A manufacturer of nails claims that only 4% of its nails are defective. A random sample of 20 nails is selected, and it is found that two of them, 10%, are defective. Is it fair…

Question

asked Jun 13, 2022 15.8k views

2 Answers

Jesse Schokker · Answer 1 · 2022-06-13T07:51:46+0000

Answer:

Considering an standard significance level of 0.05.

The p-value of the test is the probability of finding a sample proportion above 0.1, which is 1 subtracted by the p-value of z = 1.37.

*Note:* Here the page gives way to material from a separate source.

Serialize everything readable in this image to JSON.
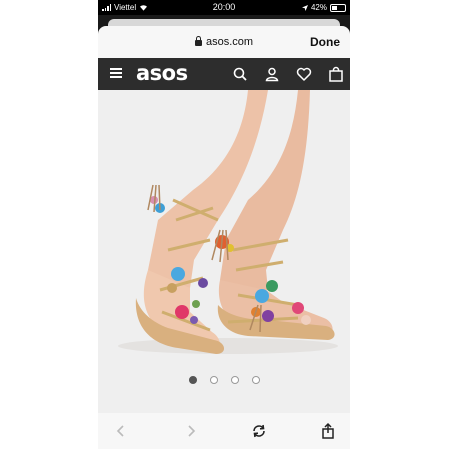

Looking at the z-table, z = 1.37 has a p-value of 0.9147

1 - 0.9147 = 0.0853

The p-value of the test is 0.0853 > 0.05, which means that there is not enough evidence to reject the manufacturer's claim based on this observation.

Explanation:

Simon Groenewolt · Answer 2 · 2022-06-17T18:03:43+0000

Answer:

The p-value of the test is 0.0853 > 0.05, which means that there is not enough evidence to reject the manufacturer's claim based on this observation.

Explanation:

A manufacturer of nails claims that only 4% of its nails are defective.

At the null hypothesis, we test if the proportion is of 4%, that is:

H_0: p = 0.04

At the alternative hypothesis, we test if the proportion is more than 4%, that is:

H_a: p > 0.04

The test statistic is:

$z = (X - \mu)/((\sigma)/(√(n)))$

In which X is the sample mean,
$\mu$ is the value tested at the null hypothesis,
$\sigma$ is the standard deviation and n is the size of the sample.

4% is tested at the null hypothesis

This means that
$\mu = 0.04, \sigma = √(0.04*0.96)$

A random sample of 20 nails is selected, and it is found that two of them, 10%, are defective.

This means that
n = 20, X = 0.1

Value of the test statistic:

$z = (X - \mu)/((\sigma)/(√(n)))$

z = (0.1 - 0.04)/((√(0.04*0.96))/(√(20)))

z = 1.37

P-value of the test and decision:

Considering an standard significance level of 0.05.

The p-value of the test is the probability of finding a sample proportion above 0.1, which is 1 subtracted by the p-value of z = 1.37.

Looking at the z-table, z = 1.37 has a p-value of 0.9147

1 - 0.9147 = 0.0853

The p-value of the test is 0.0853 > 0.05, which means that there is not enough evidence to reject the manufacturer's claim based on this observation.